Parents these days are obsessed with trying to make sure we don’t allow anything in our kids’ lives that might harm them physically or mentally. If it seems unsafe, we keep our kids away. It seems like a no-brainer: if it might hurt them, we don’t want it around.
But, all too often we overlook the things in our kids’ lives that may seem harmless, but are actually spiritually damaging. Here are five ways that we Christian parents may be spiritually harming our children.
1. Allowing them to have unsupervised access to TVs and computers. The people who make television shows (even kids’ shows), movies, and websites do not care about your child. They likely don’t share the same values as you do. What is on television today would’ve been rated R when we were children, yet we allow our kids unlimited access to programs that actively teach them the opposite of God’s truth. Even the programs for tweens and older children on Channels like Disney and Nick are filled with boyfriend/girlfriend drama at the very least, and gender identity issues and other much too adult topics in some cases. We have to be aware that these programs are designed to form a worldview in our children that Hollywood finds good and acceptable. This worldview is not in line with Christianity–not at all! I’m not saying that we should keep our kids in a bubble, but if we’re going to allow them to watch TV, it should be in our living rooms, where we can see what they’re watching and we can talk to them about what they are seeing that is contrary to the Bible.
Giving kids unsupervised internet access is not just a bad idea–it is extremely dangerous to their spiritual health. Pornographers are desperate to hook your child on their industry. Children can accidentally stumble upon pornography (thanks to the sneaky ways of the industry), and once they see those images, they can’t un-see them. Their mind is suddenly awakened to the fascinating world of pornography. Other times they are introduced to pornography by friends. Cell phones are a major source of pornography exposure. All of our kids’ devices and computers should be equipped with good filters and internet accountability software. We can’t assume that our kids “would never do that.” The world is a tempting place, and pornography is destroying families as I type this. We must be vigilant in doing all we can to keep our children from falling into this sin trap. Pornography is a deep, shameful pit that is so difficult to climb out of. It’s so easy to purchase simple filters. Let’s not enable our children take on a lifelong sin struggle like pornography addiction just because we feel like we can trust them. It’s okay to trust our children–but we CANNOT trust the industry that is waiting at every turn to draw them in.

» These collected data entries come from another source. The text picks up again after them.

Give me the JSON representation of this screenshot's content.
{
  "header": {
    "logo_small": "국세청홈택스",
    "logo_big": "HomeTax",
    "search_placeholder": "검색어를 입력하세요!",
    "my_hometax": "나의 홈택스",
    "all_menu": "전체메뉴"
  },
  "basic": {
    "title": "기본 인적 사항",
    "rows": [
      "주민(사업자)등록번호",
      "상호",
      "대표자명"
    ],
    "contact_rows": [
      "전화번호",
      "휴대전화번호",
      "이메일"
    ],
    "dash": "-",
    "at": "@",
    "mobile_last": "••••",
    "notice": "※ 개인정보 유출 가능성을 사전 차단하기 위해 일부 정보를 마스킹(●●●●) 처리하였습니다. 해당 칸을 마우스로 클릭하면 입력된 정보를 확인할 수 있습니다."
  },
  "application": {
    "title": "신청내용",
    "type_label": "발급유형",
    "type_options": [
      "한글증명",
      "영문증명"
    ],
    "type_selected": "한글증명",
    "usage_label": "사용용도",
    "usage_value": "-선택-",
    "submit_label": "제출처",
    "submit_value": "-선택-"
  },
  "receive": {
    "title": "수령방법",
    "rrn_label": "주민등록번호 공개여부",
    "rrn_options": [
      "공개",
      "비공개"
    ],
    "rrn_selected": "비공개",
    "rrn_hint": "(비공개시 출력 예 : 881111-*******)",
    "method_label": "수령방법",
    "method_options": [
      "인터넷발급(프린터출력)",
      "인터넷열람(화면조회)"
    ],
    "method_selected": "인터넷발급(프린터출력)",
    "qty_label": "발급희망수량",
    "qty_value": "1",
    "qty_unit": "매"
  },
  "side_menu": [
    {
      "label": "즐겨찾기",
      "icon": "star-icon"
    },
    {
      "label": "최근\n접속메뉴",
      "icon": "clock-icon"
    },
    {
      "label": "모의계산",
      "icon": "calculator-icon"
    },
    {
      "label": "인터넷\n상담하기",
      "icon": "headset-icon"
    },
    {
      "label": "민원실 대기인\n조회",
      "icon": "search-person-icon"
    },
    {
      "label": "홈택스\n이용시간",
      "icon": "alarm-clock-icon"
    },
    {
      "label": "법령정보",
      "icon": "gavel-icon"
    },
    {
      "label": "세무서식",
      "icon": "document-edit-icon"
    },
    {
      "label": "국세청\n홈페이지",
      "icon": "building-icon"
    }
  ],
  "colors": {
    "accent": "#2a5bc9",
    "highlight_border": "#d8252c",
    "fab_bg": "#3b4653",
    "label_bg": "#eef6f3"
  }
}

2. Arguing in front of them. Husbands and wives argue. It’s a fact of life. It happens. But, when arguments arise, we should make every effort to wait until the children aren’t around before we “discuss.” This is partly because children have a tendency to blow things out of proportion, misunderstand things that they hear adults say, and get extremely stressed and even frightened when their parents argue. If it happens a lot in our homes, we’re hurting our kids’ sense of security and peace. It can make it difficult for us to be good examples of love, joy, peace, patience, and all of those other fruits of the spirit that are generally not on our radar in the middle of a marital argument. Unless we are excellent communicators, our arguments can end up being examples of how NOT to solve conflict and how NOT to treat people you love.
Plus, most things we argue about as adults are adult issues, and not suitable for the kids to be in on. We shouldn’t put children in the position of taking sides or in trying to decide who is right and who is wrong. Arguing in front of them hurts their spiritual development because our marriage should be a picture to them of the kind of love that Christ has for us. The Bible makes it clear that this is the purpose of marriage on this Earth. So, we should strive to make our marriages examples of sacrificial love.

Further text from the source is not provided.